Published online by Cambridge University Press: 05 September 2012
Should we view the disaggregation of citizenship and the end of the unitary model with dismay? Are these developments indicators of the “devaluation” of citizenship, a trend toward “lean citizenship” (Thaa 2001), insofar as one no longer need be a citizen to have access to some coveted social rights? Or are these developments indicators of a new sense of global justice and harbingers of new modalities of political agency, heralding perhaps cosmopolitan citizenship?
This chapter begins by examining the ambivalences of disaggregated citizenship. Returning to the paradox of democratic legitimacy outlined in chapter 1, I argue that democratic rule has been based on various constitutive illusions such as the homogeneity of the people and territorial self-sufficiency. The challenge today is to reconfigure democratic voice without resorting to these illusions. To concretize what such a reconfiguration of democratic voice may entail, I discuss three cases of “jurisgenerative politics” in which challenges arising in interpreting “the rights of others” initiate self-reflexive transformations on the part of the polity involved.

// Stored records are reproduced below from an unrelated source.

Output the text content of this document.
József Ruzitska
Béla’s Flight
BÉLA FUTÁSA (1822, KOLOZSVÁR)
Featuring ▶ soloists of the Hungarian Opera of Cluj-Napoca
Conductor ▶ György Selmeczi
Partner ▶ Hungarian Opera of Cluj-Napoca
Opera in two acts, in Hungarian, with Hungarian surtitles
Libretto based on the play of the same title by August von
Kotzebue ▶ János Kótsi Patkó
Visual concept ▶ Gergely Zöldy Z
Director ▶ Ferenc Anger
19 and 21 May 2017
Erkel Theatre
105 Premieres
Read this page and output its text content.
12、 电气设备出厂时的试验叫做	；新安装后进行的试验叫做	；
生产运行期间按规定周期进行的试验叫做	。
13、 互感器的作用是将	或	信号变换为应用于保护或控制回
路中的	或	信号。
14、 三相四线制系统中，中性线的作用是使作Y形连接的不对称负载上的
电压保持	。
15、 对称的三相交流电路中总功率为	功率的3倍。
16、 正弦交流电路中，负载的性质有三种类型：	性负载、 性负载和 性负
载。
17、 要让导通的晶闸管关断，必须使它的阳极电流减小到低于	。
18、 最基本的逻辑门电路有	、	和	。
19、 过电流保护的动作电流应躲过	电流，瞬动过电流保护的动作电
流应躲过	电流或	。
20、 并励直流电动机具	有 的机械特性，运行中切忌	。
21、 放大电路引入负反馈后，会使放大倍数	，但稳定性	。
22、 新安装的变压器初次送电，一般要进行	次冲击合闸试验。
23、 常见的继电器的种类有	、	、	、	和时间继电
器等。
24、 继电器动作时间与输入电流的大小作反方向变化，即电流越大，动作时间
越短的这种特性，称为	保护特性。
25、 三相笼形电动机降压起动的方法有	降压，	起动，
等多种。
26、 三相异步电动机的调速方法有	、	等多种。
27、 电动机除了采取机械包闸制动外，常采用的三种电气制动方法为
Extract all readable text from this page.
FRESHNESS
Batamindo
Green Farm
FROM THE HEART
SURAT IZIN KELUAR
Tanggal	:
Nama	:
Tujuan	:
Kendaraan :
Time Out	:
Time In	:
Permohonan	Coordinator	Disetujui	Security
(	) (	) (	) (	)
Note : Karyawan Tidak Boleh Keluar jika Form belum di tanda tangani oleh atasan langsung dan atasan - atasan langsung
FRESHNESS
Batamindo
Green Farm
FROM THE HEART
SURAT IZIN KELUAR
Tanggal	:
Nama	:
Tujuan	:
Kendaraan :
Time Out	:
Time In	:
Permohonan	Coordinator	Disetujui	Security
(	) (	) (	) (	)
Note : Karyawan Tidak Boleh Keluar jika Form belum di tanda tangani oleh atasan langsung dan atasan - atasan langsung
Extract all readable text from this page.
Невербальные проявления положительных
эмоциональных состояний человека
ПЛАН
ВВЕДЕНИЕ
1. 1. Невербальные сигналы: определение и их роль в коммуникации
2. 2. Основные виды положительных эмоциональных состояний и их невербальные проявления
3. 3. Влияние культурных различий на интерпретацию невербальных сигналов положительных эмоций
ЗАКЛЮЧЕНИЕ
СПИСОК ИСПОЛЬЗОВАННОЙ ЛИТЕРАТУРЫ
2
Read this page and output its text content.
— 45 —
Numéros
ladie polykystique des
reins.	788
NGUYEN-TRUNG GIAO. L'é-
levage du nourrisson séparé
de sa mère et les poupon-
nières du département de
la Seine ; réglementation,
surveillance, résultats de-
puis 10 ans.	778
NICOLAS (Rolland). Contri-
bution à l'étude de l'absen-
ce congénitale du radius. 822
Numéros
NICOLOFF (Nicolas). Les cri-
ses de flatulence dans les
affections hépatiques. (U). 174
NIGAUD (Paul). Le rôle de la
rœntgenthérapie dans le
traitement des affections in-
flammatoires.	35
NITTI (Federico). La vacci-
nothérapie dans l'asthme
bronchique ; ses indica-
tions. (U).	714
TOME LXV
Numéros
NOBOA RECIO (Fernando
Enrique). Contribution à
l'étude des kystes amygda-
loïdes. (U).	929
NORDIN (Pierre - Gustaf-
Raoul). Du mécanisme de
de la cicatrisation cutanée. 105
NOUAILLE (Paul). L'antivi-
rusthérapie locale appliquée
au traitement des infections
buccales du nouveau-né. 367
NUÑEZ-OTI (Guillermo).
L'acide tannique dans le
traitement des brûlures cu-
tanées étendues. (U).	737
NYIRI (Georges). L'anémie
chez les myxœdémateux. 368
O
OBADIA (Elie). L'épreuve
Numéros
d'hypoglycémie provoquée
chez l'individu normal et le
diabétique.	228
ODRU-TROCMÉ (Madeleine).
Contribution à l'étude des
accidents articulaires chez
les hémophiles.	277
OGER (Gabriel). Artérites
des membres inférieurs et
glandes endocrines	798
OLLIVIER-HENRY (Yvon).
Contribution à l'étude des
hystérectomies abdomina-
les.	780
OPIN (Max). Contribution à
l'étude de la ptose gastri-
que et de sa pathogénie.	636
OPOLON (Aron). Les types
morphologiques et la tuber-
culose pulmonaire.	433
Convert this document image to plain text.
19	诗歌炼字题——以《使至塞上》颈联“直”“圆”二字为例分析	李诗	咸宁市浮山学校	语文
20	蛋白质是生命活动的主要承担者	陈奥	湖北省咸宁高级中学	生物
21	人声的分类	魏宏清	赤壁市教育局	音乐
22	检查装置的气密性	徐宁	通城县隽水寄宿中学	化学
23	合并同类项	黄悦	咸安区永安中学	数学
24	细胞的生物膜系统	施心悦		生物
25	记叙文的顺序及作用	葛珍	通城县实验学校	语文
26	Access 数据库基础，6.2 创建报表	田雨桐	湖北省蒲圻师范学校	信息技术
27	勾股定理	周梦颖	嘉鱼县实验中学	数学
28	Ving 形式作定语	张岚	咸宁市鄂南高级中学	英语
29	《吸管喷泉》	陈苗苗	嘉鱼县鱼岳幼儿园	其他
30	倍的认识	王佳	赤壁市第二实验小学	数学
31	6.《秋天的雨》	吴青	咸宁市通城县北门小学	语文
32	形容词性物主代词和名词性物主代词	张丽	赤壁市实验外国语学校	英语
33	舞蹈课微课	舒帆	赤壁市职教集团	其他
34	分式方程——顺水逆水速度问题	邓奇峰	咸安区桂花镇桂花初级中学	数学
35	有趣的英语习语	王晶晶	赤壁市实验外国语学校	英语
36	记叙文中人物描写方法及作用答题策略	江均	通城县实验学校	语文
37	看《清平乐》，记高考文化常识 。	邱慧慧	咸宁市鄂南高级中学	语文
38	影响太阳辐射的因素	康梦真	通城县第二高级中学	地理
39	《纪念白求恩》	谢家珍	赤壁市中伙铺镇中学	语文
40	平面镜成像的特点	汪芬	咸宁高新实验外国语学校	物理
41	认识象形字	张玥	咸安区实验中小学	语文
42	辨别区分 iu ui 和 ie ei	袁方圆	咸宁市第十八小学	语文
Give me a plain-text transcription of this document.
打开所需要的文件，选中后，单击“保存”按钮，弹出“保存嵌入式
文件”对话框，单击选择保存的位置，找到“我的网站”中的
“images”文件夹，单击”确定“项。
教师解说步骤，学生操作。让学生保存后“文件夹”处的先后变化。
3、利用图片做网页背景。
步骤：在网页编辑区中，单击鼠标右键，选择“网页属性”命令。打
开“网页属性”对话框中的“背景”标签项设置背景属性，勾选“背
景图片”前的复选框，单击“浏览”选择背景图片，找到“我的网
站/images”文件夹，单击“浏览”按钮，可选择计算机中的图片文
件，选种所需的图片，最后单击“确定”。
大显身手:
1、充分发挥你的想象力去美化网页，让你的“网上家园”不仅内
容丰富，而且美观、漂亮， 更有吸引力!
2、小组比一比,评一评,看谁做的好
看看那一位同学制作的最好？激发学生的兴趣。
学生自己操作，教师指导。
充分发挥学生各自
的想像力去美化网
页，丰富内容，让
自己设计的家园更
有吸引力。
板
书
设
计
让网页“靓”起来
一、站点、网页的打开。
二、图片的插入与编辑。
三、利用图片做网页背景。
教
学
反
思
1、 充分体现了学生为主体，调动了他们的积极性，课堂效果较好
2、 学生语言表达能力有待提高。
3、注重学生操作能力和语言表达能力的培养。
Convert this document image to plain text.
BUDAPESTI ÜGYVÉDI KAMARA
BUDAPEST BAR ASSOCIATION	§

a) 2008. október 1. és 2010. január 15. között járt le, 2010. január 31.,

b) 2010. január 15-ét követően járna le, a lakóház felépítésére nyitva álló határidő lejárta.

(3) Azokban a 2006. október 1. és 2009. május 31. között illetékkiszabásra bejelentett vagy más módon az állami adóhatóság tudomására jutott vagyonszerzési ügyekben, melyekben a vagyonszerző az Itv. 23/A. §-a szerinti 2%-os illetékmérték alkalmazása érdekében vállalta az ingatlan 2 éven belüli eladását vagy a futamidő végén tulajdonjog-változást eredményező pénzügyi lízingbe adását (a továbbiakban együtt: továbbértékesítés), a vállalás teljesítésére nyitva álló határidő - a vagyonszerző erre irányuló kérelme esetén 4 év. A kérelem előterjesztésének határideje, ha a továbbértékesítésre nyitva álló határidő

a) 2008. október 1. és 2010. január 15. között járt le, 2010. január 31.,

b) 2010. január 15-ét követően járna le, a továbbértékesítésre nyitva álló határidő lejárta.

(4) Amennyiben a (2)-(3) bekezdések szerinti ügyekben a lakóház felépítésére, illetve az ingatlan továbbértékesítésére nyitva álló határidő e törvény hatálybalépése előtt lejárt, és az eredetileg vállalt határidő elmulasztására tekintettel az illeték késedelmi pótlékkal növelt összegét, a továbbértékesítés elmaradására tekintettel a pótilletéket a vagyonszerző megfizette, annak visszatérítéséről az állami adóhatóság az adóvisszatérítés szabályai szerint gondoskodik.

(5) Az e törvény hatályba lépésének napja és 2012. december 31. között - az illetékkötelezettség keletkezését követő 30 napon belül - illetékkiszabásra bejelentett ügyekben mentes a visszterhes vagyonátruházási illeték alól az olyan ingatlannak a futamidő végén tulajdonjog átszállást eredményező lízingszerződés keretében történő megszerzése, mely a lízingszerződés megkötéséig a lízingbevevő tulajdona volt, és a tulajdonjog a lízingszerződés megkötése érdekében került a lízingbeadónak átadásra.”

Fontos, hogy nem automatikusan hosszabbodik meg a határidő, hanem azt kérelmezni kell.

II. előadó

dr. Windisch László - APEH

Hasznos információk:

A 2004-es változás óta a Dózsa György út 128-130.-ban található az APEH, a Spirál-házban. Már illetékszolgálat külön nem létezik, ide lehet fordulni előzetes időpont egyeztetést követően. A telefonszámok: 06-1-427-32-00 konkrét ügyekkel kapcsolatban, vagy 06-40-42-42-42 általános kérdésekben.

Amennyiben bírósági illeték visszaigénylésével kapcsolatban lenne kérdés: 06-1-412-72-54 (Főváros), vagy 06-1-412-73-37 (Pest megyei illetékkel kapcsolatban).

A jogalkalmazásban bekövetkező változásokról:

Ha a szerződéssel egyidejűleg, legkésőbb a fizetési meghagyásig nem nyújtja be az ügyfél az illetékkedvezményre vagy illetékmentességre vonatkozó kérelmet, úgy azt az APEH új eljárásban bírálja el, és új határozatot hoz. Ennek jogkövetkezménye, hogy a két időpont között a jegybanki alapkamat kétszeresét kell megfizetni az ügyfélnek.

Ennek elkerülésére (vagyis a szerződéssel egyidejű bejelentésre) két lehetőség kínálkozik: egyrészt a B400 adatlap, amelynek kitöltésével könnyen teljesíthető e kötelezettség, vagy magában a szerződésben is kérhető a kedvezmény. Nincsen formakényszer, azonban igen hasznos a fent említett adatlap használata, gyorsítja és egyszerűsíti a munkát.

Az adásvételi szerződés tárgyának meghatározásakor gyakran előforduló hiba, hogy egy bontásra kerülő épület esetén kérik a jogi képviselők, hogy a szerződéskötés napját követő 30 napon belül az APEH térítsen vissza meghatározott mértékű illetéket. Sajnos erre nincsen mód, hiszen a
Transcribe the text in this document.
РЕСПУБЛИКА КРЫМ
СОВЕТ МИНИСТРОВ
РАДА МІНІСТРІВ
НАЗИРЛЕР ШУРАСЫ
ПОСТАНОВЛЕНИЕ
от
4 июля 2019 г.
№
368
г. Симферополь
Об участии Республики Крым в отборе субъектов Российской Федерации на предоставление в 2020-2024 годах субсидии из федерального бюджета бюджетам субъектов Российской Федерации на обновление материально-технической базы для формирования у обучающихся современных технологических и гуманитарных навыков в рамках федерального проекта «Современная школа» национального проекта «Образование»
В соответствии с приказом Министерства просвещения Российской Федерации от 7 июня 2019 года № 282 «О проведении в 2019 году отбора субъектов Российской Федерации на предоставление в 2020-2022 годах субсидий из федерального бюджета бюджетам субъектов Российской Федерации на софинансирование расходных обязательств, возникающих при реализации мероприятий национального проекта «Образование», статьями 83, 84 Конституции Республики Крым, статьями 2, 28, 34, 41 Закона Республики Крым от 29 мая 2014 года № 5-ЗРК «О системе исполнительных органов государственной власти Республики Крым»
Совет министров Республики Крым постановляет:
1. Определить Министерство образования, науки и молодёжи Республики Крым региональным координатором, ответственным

The ambivalent potential of disaggregated citizenship
The European Union reproduces at the supranational level the internal tensions that have accompanied the birth of modern nation-states, while also showing their evolution along a different path. The modern nation-state fused together the culturally homogenizing and identitarian understandings of the citizenry with more democratic and pluralist variants, through processes of contestation, struggle, and cooperation as well as cooptation.